残り物には福がある?

里岡依蕗

KAC20226




 「……あ、鶏肉食べたい」

 残業で疲れた体は、何故かよくわからないが、無性に鶏肉を欲していた。

 突然、何故かあのパリッとした鶏皮と、ジューシーな肉の繊維を噛みちぎりたくなってしまった。


 歩き疲れた足に鞭を打ちながら、なんとか近くのスーパーに行ってみると、惣菜コーナーは割引シールだらけになっている。割引率が高い物から次々と売れていくので、俺が行った時には、ほとんど毎回目新しい物はない。


 「……はぁ、遅かったな」

 コロッケ、弁当、おにぎり、サラダ……今日もいつものメンバーだ。鶏肉を焼く気力はない、洗い物すらしたくない。何か、他に残ってないものか……


 「お……? 」

 辛うじて焼き鳥のパックが余っていた。珍しい。ねぎまと鶏皮とモモのタレが二本ずつ、これでいい。いや。これがいい。

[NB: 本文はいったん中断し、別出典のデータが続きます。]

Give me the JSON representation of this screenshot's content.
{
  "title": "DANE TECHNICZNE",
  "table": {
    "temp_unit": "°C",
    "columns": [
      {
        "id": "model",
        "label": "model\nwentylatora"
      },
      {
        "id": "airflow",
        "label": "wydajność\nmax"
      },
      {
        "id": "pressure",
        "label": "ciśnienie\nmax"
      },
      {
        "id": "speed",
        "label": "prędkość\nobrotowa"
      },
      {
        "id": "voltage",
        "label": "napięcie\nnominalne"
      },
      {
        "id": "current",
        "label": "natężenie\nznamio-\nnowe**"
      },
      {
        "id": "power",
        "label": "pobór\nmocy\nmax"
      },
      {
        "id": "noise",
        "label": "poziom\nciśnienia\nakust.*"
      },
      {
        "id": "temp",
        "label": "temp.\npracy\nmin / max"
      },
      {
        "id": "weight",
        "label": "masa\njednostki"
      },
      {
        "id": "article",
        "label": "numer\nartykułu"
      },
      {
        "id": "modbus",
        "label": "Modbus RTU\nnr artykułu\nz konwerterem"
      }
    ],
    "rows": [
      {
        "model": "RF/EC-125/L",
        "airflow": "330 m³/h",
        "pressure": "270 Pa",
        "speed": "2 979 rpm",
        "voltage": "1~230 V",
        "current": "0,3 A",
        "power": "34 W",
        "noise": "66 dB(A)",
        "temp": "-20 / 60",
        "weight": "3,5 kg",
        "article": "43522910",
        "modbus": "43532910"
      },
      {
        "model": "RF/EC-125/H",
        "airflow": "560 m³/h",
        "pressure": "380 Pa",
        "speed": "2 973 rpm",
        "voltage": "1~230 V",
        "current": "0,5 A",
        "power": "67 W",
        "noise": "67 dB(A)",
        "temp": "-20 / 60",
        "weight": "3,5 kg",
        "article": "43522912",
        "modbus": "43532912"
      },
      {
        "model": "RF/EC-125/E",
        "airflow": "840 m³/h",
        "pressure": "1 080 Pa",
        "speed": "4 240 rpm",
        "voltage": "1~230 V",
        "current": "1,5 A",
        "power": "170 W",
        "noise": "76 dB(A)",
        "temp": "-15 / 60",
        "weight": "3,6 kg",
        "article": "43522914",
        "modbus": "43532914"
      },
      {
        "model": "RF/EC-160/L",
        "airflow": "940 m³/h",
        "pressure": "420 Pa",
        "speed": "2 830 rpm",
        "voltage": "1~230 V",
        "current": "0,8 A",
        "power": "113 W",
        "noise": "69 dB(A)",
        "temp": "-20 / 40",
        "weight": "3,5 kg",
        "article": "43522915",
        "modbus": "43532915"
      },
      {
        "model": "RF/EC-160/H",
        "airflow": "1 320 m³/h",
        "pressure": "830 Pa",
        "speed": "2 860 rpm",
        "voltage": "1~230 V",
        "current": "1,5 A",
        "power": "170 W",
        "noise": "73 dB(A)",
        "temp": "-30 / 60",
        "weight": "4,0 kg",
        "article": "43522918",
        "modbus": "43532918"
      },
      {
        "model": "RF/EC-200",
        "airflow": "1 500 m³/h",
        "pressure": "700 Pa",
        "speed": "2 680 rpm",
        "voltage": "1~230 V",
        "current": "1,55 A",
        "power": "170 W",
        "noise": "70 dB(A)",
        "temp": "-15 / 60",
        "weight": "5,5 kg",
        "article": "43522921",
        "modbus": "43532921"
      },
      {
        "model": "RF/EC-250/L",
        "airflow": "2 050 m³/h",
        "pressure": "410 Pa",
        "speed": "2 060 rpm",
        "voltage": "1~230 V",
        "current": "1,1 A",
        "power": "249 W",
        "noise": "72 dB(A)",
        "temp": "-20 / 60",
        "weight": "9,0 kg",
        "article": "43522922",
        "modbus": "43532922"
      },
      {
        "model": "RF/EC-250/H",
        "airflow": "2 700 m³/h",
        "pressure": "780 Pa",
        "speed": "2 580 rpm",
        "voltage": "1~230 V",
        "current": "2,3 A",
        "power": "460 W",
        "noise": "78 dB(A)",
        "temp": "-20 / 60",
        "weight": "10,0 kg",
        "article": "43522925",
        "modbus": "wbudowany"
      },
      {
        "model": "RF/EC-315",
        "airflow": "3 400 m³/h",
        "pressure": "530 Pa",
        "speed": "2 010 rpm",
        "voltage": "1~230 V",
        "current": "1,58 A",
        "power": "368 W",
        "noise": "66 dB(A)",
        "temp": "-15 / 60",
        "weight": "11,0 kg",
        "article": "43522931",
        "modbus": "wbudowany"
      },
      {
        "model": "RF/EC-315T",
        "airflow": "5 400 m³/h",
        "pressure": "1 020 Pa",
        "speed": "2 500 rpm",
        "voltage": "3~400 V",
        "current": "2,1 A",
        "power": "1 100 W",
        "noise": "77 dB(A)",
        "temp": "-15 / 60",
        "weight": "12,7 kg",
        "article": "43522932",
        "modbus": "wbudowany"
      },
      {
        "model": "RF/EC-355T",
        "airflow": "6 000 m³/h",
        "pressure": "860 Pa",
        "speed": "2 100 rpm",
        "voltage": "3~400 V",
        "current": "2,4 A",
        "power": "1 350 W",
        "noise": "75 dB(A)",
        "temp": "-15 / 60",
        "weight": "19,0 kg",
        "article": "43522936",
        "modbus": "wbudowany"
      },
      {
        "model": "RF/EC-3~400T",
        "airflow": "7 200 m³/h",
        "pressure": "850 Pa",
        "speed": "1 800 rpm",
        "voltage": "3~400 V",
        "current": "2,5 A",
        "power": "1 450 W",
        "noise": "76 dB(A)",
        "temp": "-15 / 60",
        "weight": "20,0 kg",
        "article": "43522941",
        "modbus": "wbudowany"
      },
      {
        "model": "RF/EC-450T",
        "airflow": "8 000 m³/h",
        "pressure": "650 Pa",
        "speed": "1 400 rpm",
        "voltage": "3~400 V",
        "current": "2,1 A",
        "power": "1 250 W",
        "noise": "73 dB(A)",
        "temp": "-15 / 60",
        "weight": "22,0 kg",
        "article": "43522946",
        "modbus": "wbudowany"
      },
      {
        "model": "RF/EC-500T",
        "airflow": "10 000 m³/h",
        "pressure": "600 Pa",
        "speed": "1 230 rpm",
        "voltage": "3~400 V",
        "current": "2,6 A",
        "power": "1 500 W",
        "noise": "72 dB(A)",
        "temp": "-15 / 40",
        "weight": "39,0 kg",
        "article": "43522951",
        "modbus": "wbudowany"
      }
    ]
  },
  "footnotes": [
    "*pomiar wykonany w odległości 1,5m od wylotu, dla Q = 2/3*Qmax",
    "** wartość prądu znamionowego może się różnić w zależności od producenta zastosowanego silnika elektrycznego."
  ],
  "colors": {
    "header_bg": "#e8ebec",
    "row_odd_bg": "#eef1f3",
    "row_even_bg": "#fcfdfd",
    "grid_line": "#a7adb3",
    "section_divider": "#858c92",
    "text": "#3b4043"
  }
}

 まだ連勤は終わらないんだ。たまには惣菜に頼っていいじゃないか。


 ついでにコロッケも買った。野菜も摂らないといけないから野菜コロッケにした。ネギもちゃんと刺さってるからな、ついでに。



 家に帰って冷凍庫にあったご飯を温めて、割り箸を割ってコロッケに齧り付く。

 ……そういえば、もう長くこういう手間のかかる料理はしていない。頑張って炒め物、カレーくらいだ。

 「ありがてぇな、そう考えたら」

 コロッケも焼き鳥も、食べるのは簡単ではあるが、手間のかかる料理だ。惣菜を作るのだって大変なはずだ。有り難く味わおう。

 「……美味っ」

 ねぎまを食べながら、テレビをつけると、野球で推しが打席に立っていた。

 「……無理に打つなよ、塁に出られたらいいんだからな」

 レンジで温めておいたご飯を取りに行こうと、席を立ち、テレビから遠ざかった。

 ラップの端を摘み、ゆっくり机に戻ろうとすると、テレビから歓声が起こった。

 「うぇっ? ……ぅあっちっ! 」

 推しはあろう事か、ホームランを打った。ご飯ラップ越しではあるが、床に落ちた、あぁ、よかった。よくないけど。

 

 「……うっし、いただきました、ホームラン」

 気をつけてラップご飯を摘み、机に避難させる。こいつはもう少ししたら食べよう。今は熱すぎる。

 野球観ながら焼き鳥食べれるなんて、最高だ。


 ……このまま勝ってくれたら、更にな。